Stark and the other members of the team were selected by the Geotechnical Extreme Events Reconnaissance Association. This association attempts to collect data immediately after an extreme event such as an earthquake, a tsunami, or a flood.
According to a GEER press release, the team will focus on understanding how a large liquefaction event impacts the damaging effects of another extreme event that follows it. The team will be focusing in critical infrastructure performance such as sewer and water networks, foundations of critical structures, levee networks, and other lifelines.
Stark was in New Zealand gathering information from March 17-21.
GEER assembled this multidisciplinary team to investigate the wide range of hazardous aspects of the recent Christchurch flood event. John Allen, a professional engineer at TRI Environmental Inc., is leading the GEER team.

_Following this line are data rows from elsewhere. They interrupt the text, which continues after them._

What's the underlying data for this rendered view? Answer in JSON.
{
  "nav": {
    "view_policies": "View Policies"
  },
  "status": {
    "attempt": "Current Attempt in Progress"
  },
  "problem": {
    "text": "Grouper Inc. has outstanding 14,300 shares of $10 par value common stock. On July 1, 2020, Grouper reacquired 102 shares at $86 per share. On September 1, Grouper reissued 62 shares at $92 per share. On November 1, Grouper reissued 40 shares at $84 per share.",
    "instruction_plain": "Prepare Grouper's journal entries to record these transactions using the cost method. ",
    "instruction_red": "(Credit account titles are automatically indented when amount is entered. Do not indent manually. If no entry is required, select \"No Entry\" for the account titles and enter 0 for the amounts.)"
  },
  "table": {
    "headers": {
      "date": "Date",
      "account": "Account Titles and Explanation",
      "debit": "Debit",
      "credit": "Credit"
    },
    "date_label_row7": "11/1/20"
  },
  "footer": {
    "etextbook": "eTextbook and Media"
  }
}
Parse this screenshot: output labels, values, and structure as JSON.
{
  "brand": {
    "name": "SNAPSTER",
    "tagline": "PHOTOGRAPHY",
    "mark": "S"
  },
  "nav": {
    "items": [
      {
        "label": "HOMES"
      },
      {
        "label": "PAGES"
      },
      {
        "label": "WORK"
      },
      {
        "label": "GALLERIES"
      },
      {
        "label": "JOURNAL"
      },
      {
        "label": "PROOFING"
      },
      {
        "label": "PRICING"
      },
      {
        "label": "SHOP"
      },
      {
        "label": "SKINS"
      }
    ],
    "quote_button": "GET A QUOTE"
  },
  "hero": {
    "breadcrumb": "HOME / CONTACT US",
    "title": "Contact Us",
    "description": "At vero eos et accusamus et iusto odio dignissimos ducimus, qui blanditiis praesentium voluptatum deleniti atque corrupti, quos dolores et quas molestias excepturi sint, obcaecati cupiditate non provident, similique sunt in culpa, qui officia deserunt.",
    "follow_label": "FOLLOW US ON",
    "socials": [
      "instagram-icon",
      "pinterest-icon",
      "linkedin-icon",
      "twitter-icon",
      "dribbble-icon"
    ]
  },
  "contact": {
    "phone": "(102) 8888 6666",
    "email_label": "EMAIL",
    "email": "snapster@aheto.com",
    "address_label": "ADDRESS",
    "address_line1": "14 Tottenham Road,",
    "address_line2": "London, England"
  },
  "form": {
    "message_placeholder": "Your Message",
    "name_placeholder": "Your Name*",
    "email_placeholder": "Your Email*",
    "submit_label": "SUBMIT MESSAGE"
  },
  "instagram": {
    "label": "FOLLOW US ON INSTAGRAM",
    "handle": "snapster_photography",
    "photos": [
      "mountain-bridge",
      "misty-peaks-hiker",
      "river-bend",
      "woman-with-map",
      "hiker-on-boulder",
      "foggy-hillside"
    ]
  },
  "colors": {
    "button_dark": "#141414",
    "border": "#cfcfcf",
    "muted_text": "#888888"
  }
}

Co-Leader is Sonia Giovinazzi, research fellow at the University of Canterbury. Joining them are Craig Davis, of the Department of Water and Power for the city of Los Angeles; Laurie Johnson of Laurie Johnson Consulting; William Siembieda of California Polytechnic of San Luis Obispo; Rebecca Teasley of the University of Minnesota Duluth; and Stark.
The U.S. GEER team will be working closely with New Zealand engineers and scientists to document the effects of this flood event that may have been affected by the 2010-11 Canterbury earthquake sequence.

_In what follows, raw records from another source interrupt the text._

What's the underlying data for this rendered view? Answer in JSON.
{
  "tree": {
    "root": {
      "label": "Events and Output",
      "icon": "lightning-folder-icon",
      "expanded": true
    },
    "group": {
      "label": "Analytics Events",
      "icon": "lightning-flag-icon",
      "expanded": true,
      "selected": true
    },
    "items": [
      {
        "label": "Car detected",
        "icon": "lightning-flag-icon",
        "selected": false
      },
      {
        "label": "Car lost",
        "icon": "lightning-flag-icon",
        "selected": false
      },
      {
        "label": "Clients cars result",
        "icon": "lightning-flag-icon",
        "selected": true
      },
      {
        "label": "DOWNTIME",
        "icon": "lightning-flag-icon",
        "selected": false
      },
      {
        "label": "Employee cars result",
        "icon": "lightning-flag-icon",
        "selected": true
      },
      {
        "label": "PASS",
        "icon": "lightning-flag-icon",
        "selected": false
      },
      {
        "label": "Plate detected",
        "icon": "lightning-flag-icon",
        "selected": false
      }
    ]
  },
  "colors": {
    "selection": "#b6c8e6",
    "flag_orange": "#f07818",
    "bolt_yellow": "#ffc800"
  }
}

Stark joined the Virginia Tech faculty in the fall of 2013 from a postdoctoral fellow position she held since 2012 at the Dalhousie University's Department of Oceanography in Halifax, Canada.

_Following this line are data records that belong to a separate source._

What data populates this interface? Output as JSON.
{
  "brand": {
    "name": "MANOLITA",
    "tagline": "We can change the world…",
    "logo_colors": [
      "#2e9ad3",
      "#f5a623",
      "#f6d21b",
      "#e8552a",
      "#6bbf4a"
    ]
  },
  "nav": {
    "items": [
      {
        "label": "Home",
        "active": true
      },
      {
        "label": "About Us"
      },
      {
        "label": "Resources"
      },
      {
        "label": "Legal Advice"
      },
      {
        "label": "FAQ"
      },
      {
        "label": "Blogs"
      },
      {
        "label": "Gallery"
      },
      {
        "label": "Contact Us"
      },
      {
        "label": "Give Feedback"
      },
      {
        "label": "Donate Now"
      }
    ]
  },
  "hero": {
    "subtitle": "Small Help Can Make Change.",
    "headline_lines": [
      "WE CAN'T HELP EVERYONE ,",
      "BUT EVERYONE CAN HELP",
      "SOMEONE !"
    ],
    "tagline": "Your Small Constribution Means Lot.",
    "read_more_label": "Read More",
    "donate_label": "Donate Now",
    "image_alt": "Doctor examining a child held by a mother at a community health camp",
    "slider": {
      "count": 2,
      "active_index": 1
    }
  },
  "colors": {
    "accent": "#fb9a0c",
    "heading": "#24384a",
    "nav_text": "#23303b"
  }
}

From 2007 until 2010, Stark was a research assistant at the MARUM Center for Marine and Environmental Science. During that time she participated in some 20 research cruises and field experiments in the North Sea, Baltic Sea, Northern and Southern areas of the Pacific Ocean, and in different lakes in New Zealand. In 2011 she became a postdoctoral fellow with the university.
Stark earned her master's degree in geophysics from the Department of Physics at Westphalian Wilhelms University of Muenster, Germany in 2007. She also minored in the physics of solids and surfaces, mineralogy, and inorganic chemistry. She obtained her doctorate in marine geotechnics at the MARUM Center for Marine and Environmental Sciences at the University of Bremen, Germany in 2011.